In Asia, ad esempio, in alcuni mercati le console di gioco non erano nemmeno legalmente riconosciute dallo Stato e erano disponibili solo sul mercato nero, come è successo in Cina dal 2000 al 2013 – ricorda Lisa Cosmas Hanson, managing partner di Niko Partners. Quando il divieto è stato ufficialmente revocato nel 2015, il prezzo è però diventato troppo alto per molti consumatori cinesi, e non molti titoli AAA – cioè, i giochi di maggiore successo – sono stati rilasciati in questo importante Paese.

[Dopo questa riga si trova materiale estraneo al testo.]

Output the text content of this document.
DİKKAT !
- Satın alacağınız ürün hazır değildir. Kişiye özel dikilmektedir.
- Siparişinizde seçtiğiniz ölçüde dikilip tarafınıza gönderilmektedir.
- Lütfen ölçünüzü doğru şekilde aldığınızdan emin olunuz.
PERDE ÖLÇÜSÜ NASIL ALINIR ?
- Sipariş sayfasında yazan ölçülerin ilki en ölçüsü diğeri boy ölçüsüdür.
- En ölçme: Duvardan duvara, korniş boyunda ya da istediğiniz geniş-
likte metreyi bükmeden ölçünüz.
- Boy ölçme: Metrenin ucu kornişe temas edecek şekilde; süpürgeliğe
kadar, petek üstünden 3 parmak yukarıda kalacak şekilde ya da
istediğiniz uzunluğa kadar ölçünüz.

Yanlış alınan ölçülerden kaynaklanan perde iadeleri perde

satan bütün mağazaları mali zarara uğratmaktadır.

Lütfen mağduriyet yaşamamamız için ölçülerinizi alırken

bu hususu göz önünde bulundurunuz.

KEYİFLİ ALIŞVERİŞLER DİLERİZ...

Insomma, invece di giocare a console domestiche con grandi franchise come “Sonic” o “Mario“, molti videogiocatori preferivano andare nei locali dove erano a disposizione diversi computer. “Nei mercati asiatici come la Corea del Sud e la Cina, il modello di consumo tradizionale è stato principalmente orientato verso il PC e, almeno originariamente, il tempo di gioco era impiegato principalmente negli internet cafe”, ha dichiarato Piers Harding-Rolls, direttore e responsabile della ricerca giochi di IHS Markit.
Dal momento che molti dei consumatori di quei mercati erano abituati a pagare costi ricorrenti per il gioco (quelli dell’utilizzo dei dispositivi nei locali comuni), hanno migrato questa abitudine, in gran parte, ai giochi gratuiti con micro transazioni, quali quelli oggi ampiamente disponibili online. Le micro transazioni sono delle vendite in-game da regolarsi con denaro reale in cambio di funzionalità aggiuntive come abilità potenziate, personaggi o contenuti di maggiore qualità.
Al contrario, ha detto, nei mercati come quelli di Stati Uniti, Europa occidentale e Giappone, il ricorso è quello a un modello di business di natura più mista, con le micro transazioni che stanno gradualmente guadagnando terreno, ma molto meno che altrove.
Micro transazioni sotto i riflettori
Come noto a tutti i videogiocatori che ne hanno fatto già uso, le transazioni micro dei videogiochi sono cresciute in modo prominente, attirando tuttavia anche numerose critiche.
In particolare, la situazione è “esplosa” nel 2017, quando due dei titoli di videogame più attesi dell’anno, “Star Wars Battlefront II” di Electronic Arts e “La Terra di Mezzo: L’ombra della guerra” di Warner Bros, hanno introdotto micro transazioni in cambio di denaro, innescando l’emersione di “una caratteristica volontaria in alcuni videogiochi, che forniscono ai giocatori un altro modo per ottenere oggetti virtuali che possono essere utilizzati per migliorare le loro esperienze di gioco”.
Il contraccolpo derivante è stato talmente forte che EA ha visto 3,1 miliardi di dollari del suo valore azionario venir spazzato via sul mercato azionario meno di due settimane dopo il lancio di “Battlefront II”. La pressione è stata abbastanza forte da indurre l’azienda ad annunciare modifiche al gioco. Alcune settimane dopo, la Warner Bros. dichiarò che stava rimuovendo le micro transazioni dal suo blockbuster, ammettendo che l’opzione rischiava di indebolire il fulcro del gioco.
Nonostante il clamore, tuttavia, le micro transazioni restano comuni nell’odierno settore dei videogiochi. In Cina, il più grande mercato mondiale per il settore, hanno ad esempio rappresentato l’88% della spesa per giochi per PC nel 2016, secondo un rapporto di IHS Markit.